I wrote something in my other blog yesterday about this, which might be funny, but it was a bit rushed, and by the end of it I’ve more or less lost track of what I was supposed to be satirising. But I think the point I was trying to make, initially, was that what she said doesn’t seem to be much of a big deal, the furore it caused seems way overblown, and a lot of people on the liberal, progressive, “compassionate” side of things could really do with backing off.
Here’s the actual quote when she was asked about the state legalisation of same-sex marriage:
Well I think it’s great that Americans are able to choose one or the other. Um, we live in a land that you can choose same sex marriage or opposite marriage and, you know what, in my country and in, in my family, I think that I believe that a marriage should be between a man and a woman. No offense to anybody out there. But that’s how I was raised and that’s how I think that it should be between a man and a woman.
BURN THE HERETIC!!!
Okay, I know that was some pretty radically inflammatory rhetoric there, but let’s all take a breath. Obviously this kind of hate-mongering needs to be responded to firmly and mercilessly, but there’s no need to sink to her deplorable level of, um… hoping not to offend anybody by expressing a personal opinion and supporting people’s freedom of choice.
Yeah. Actually I still see no good reason why I should have heard of this person.
I mean, the entire first two declarations are about choice being good. And even when she talks about being in favour of marriage being only between straight couples, it’s couched in the most gentle, careful, unintrusive way you could ask for. It’s how things are “in her family”, implying that it’s a personal thing which she’s keen not to seem like she’s imposing on anyone else. She’s not claiming absolute authority. It’s how she was raised, and how she thinks it should be, but she’s also aware that this might offend people who disagree – and she doesn’t vilify those people as immoral purveyors of depravity, but implicitly apologises for any offense she might be causing them by expressing her opinion in response to a direct question.
Does anyone else think that this basically seems mostly okay? I mean, I do disagree with her, but I disagree with a lot of my friends on a number of things, and so long as nobody gets too zealous about it, it needn’t be the cause of much drama. And she really wasn’t being fanatical here. I have no idea of her broader views on homosexuality; maybe she’s all in favour of gay people generally, but just didn’t bring that up at that exact moment. But a lot of people in America agree with her about gay marriage, and a whole lot of them aren’t nearly so tactful or considerate in telling the world precisely how they feel about gay people.

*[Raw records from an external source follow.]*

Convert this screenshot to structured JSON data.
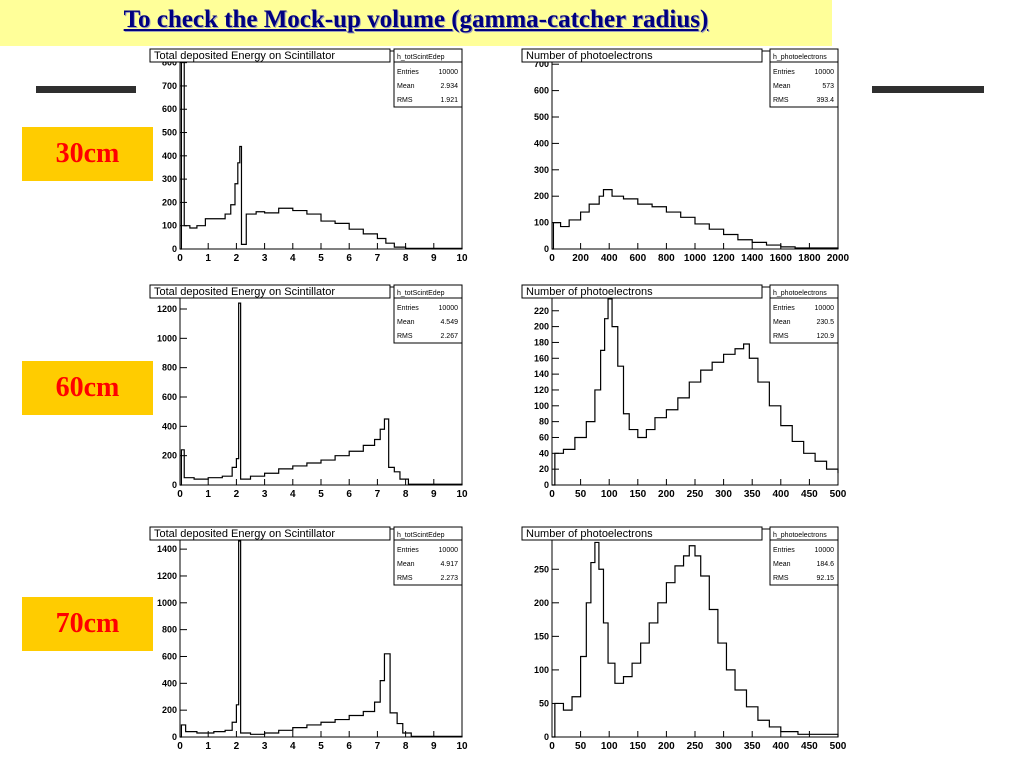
{
  "slide": {
    "title": "To check the Mock-up volume (gamma-catcher radius)",
    "accent_colors": {
      "title_bg": "#ffff99",
      "title_text": "#000080",
      "label_bg": "#ffcc00",
      "label_text": "#ff0000"
    }
  },
  "rows": [
    {
      "label": "30cm"
    },
    {
      "label": "60cm"
    },
    {
      "label": "70cm"
    }
  ],
  "chart_data": [
    {
      "type": "histogram",
      "title": "Total deposited Energy on Scintillator",
      "stats": {
        "name": "h_totScintEdep",
        "entries_label": "Entries",
        "entries": "10000",
        "mean_label": "Mean",
        "mean": "2.934",
        "rms_label": "RMS",
        "rms": "1.921"
      },
      "xlim": [
        0,
        10
      ],
      "ylim": [
        0,
        850
      ],
      "xticks": [
        0,
        1,
        2,
        3,
        4,
        5,
        6,
        7,
        8,
        9,
        10
      ],
      "yticks": [
        0,
        100,
        200,
        300,
        400,
        500,
        600,
        700,
        800
      ],
      "points": [
        [
          0,
          0
        ],
        [
          0.05,
          820
        ],
        [
          0.15,
          100
        ],
        [
          0.35,
          90
        ],
        [
          0.6,
          100
        ],
        [
          0.9,
          130
        ],
        [
          1.3,
          130
        ],
        [
          1.6,
          150
        ],
        [
          1.8,
          190
        ],
        [
          1.95,
          280
        ],
        [
          2.05,
          370
        ],
        [
          2.12,
          440
        ],
        [
          2.18,
          20
        ],
        [
          2.35,
          150
        ],
        [
          2.7,
          160
        ],
        [
          3.0,
          155
        ],
        [
          3.5,
          175
        ],
        [
          4.0,
          165
        ],
        [
          4.5,
          150
        ],
        [
          5.0,
          120
        ],
        [
          5.5,
          110
        ],
        [
          6.0,
          85
        ],
        [
          6.5,
          65
        ],
        [
          7.0,
          45
        ],
        [
          7.3,
          25
        ],
        [
          7.6,
          8
        ],
        [
          8.0,
          3
        ],
        [
          10,
          0
        ]
      ]
    },
    {
      "type": "histogram",
      "title": "Number of photoelectrons",
      "stats": {
        "name": "h_photoelectrons",
        "entries_label": "Entries",
        "entries": "10000",
        "mean_label": "Mean",
        "mean": "573",
        "rms_label": "RMS",
        "rms": "393.4"
      },
      "xlim": [
        0,
        2000
      ],
      "ylim": [
        0,
        750
      ],
      "xticks": [
        0,
        200,
        400,
        600,
        800,
        1000,
        1200,
        1400,
        1600,
        1800,
        2000
      ],
      "yticks": [
        0,
        100,
        200,
        300,
        400,
        500,
        600,
        700
      ],
      "points": [
        [
          0,
          0
        ],
        [
          10,
          100
        ],
        [
          60,
          85
        ],
        [
          120,
          110
        ],
        [
          200,
          140
        ],
        [
          260,
          170
        ],
        [
          330,
          200
        ],
        [
          360,
          225
        ],
        [
          420,
          200
        ],
        [
          500,
          190
        ],
        [
          600,
          170
        ],
        [
          700,
          160
        ],
        [
          800,
          140
        ],
        [
          900,
          120
        ],
        [
          1000,
          95
        ],
        [
          1100,
          75
        ],
        [
          1200,
          55
        ],
        [
          1300,
          35
        ],
        [
          1400,
          25
        ],
        [
          1500,
          15
        ],
        [
          1600,
          8
        ],
        [
          1700,
          4
        ],
        [
          2000,
          0
        ]
      ]
    },
    {
      "type": "histogram",
      "title": "Total deposited Energy on Scintillator",
      "stats": {
        "name": "h_totScintEdep",
        "entries_label": "Entries",
        "entries": "10000",
        "mean_label": "Mean",
        "mean": "4.549",
        "rms_label": "RMS",
        "rms": "2.267"
      },
      "xlim": [
        0,
        10
      ],
      "ylim": [
        0,
        1350
      ],
      "xticks": [
        0,
        1,
        2,
        3,
        4,
        5,
        6,
        7,
        8,
        9,
        10
      ],
      "yticks": [
        0,
        200,
        400,
        600,
        800,
        1000,
        1200
      ],
      "points": [
        [
          0,
          0
        ],
        [
          0.05,
          240
        ],
        [
          0.15,
          50
        ],
        [
          0.5,
          40
        ],
        [
          1.0,
          50
        ],
        [
          1.5,
          60
        ],
        [
          1.85,
          120
        ],
        [
          2.0,
          180
        ],
        [
          2.08,
          1240
        ],
        [
          2.15,
          40
        ],
        [
          2.5,
          60
        ],
        [
          3.0,
          80
        ],
        [
          3.5,
          110
        ],
        [
          4.0,
          130
        ],
        [
          4.5,
          150
        ],
        [
          5.0,
          170
        ],
        [
          5.5,
          200
        ],
        [
          6.0,
          230
        ],
        [
          6.5,
          270
        ],
        [
          6.9,
          310
        ],
        [
          7.1,
          380
        ],
        [
          7.25,
          450
        ],
        [
          7.4,
          120
        ],
        [
          7.6,
          90
        ],
        [
          7.8,
          40
        ],
        [
          8.1,
          5
        ],
        [
          10,
          0
        ]
      ]
    },
    {
      "type": "histogram",
      "title": "Number of photoelectrons",
      "stats": {
        "name": "h_photoelectrons",
        "entries_label": "Entries",
        "entries": "10000",
        "mean_label": "Mean",
        "mean": "230.5",
        "rms_label": "RMS",
        "rms": "120.9"
      },
      "xlim": [
        0,
        500
      ],
      "ylim": [
        0,
        250
      ],
      "xticks": [
        0,
        50,
        100,
        150,
        200,
        250,
        300,
        350,
        400,
        450,
        500
      ],
      "yticks": [
        0,
        20,
        40,
        60,
        80,
        100,
        120,
        140,
        160,
        180,
        200,
        220,
        240
      ],
      "points": [
        [
          0,
          0
        ],
        [
          5,
          40
        ],
        [
          20,
          45
        ],
        [
          40,
          60
        ],
        [
          60,
          80
        ],
        [
          75,
          120
        ],
        [
          85,
          170
        ],
        [
          92,
          210
        ],
        [
          98,
          235
        ],
        [
          105,
          200
        ],
        [
          115,
          150
        ],
        [
          125,
          90
        ],
        [
          135,
          70
        ],
        [
          150,
          60
        ],
        [
          165,
          70
        ],
        [
          180,
          85
        ],
        [
          200,
          95
        ],
        [
          220,
          110
        ],
        [
          240,
          130
        ],
        [
          260,
          145
        ],
        [
          280,
          155
        ],
        [
          300,
          165
        ],
        [
          320,
          172
        ],
        [
          335,
          178
        ],
        [
          345,
          160
        ],
        [
          360,
          130
        ],
        [
          380,
          100
        ],
        [
          400,
          75
        ],
        [
          420,
          55
        ],
        [
          440,
          40
        ],
        [
          460,
          30
        ],
        [
          480,
          20
        ],
        [
          500,
          15
        ]
      ]
    },
    {
      "type": "histogram",
      "title": "Total deposited Energy on Scintillator",
      "stats": {
        "name": "h_totScintEdep",
        "entries_label": "Entries",
        "entries": "10000",
        "mean_label": "Mean",
        "mean": "4.917",
        "rms_label": "RMS",
        "rms": "2.273"
      },
      "xlim": [
        0,
        10
      ],
      "ylim": [
        0,
        1550
      ],
      "xticks": [
        0,
        1,
        2,
        3,
        4,
        5,
        6,
        7,
        8,
        9,
        10
      ],
      "yticks": [
        0,
        200,
        400,
        600,
        800,
        1000,
        1200,
        1400
      ],
      "points": [
        [
          0,
          0
        ],
        [
          0.05,
          90
        ],
        [
          0.2,
          40
        ],
        [
          0.6,
          30
        ],
        [
          1.2,
          40
        ],
        [
          1.6,
          50
        ],
        [
          1.85,
          110
        ],
        [
          2.0,
          240
        ],
        [
          2.08,
          1460
        ],
        [
          2.15,
          30
        ],
        [
          2.5,
          20
        ],
        [
          3.0,
          30
        ],
        [
          3.5,
          50
        ],
        [
          4.0,
          70
        ],
        [
          4.5,
          90
        ],
        [
          5.0,
          110
        ],
        [
          5.5,
          130
        ],
        [
          6.0,
          160
        ],
        [
          6.5,
          190
        ],
        [
          6.9,
          260
        ],
        [
          7.1,
          420
        ],
        [
          7.25,
          620
        ],
        [
          7.45,
          180
        ],
        [
          7.7,
          100
        ],
        [
          7.9,
          30
        ],
        [
          8.2,
          5
        ],
        [
          10,
          0
        ]
      ]
    },
    {
      "type": "histogram",
      "title": "Number of photoelectrons",
      "stats": {
        "name": "h_photoelectrons",
        "entries_label": "Entries",
        "entries": "10000",
        "mean_label": "Mean",
        "mean": "184.6",
        "rms_label": "RMS",
        "rms": "92.15"
      },
      "xlim": [
        0,
        500
      ],
      "ylim": [
        0,
        310
      ],
      "xticks": [
        0,
        50,
        100,
        150,
        200,
        250,
        300,
        350,
        400,
        450,
        500
      ],
      "yticks": [
        0,
        50,
        100,
        150,
        200,
        250,
        300
      ],
      "points": [
        [
          0,
          0
        ],
        [
          5,
          50
        ],
        [
          20,
          40
        ],
        [
          35,
          60
        ],
        [
          50,
          120
        ],
        [
          60,
          200
        ],
        [
          68,
          260
        ],
        [
          75,
          290
        ],
        [
          82,
          250
        ],
        [
          90,
          170
        ],
        [
          98,
          110
        ],
        [
          110,
          80
        ],
        [
          125,
          90
        ],
        [
          140,
          110
        ],
        [
          155,
          140
        ],
        [
          170,
          170
        ],
        [
          185,
          200
        ],
        [
          200,
          230
        ],
        [
          215,
          255
        ],
        [
          230,
          270
        ],
        [
          240,
          285
        ],
        [
          250,
          270
        ],
        [
          260,
          240
        ],
        [
          275,
          190
        ],
        [
          290,
          140
        ],
        [
          305,
          100
        ],
        [
          320,
          70
        ],
        [
          340,
          45
        ],
        [
          360,
          25
        ],
        [
          380,
          15
        ],
        [
          400,
          8
        ],
        [
          430,
          4
        ],
        [
          500,
          0
        ]
      ]
    }
  ]
}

Carrie Prejean looked to me like someone who’s essentially compassionate and good-natured to people, doesn’t wish anybody any particular ill, is broadly tolerant, and is just a bit behind the times in this one regard, or holding onto some religious notions of morality with a slightly unhealthy fervour. There are far worse things you can say about a genuinely intolerant and spiteful bigot than that.
And you can say most of them about Perez Hilton, who responded to Prejean’s comments by calling her a bitch, then took that back and said he’d meant to call her a cunt.
Not helping, guy.
Seriously, what do you expect people who aren’t currently on your side to do, if anyone stepping even slightly out of line of the accepted way of things is going to be treated like such an abomination? Don’t the odds of winning people over dwindle rapidly to zero if all anyone sees of your side of the argument is you being a dick and hurling abuse at everyone not already with you? And isn’t that, y’know, exactly what you’re pissed at them for in the first place?
I’m not saying calling out genuine homophobes and bigots isn’t justified and important, but have a little perspective. Sure, Fred Phelps can fuck off and die, we don’t want him. But there are also a lot of people out there generally in agreement with your progressivism, who haven’t quite come all the way over to your side but agree with you on a lot of things, and it’s worth not alienating them. Both strategically, because they might be swayed further one day, and because it’s a dick move in its own right.
Apparently she’s gone properly wacked-out lately and has said and done a few more things genuinely worthy of scorn and derision. I haven’t seen her Larry King interview, and I don’t think I want to wade into all that now, but I do wonder if maybe she wouldn’t have retreated to the safety of crazyland quite so much if the liberal, progressive, tolerant world hadn’t seemed quite so uninviting.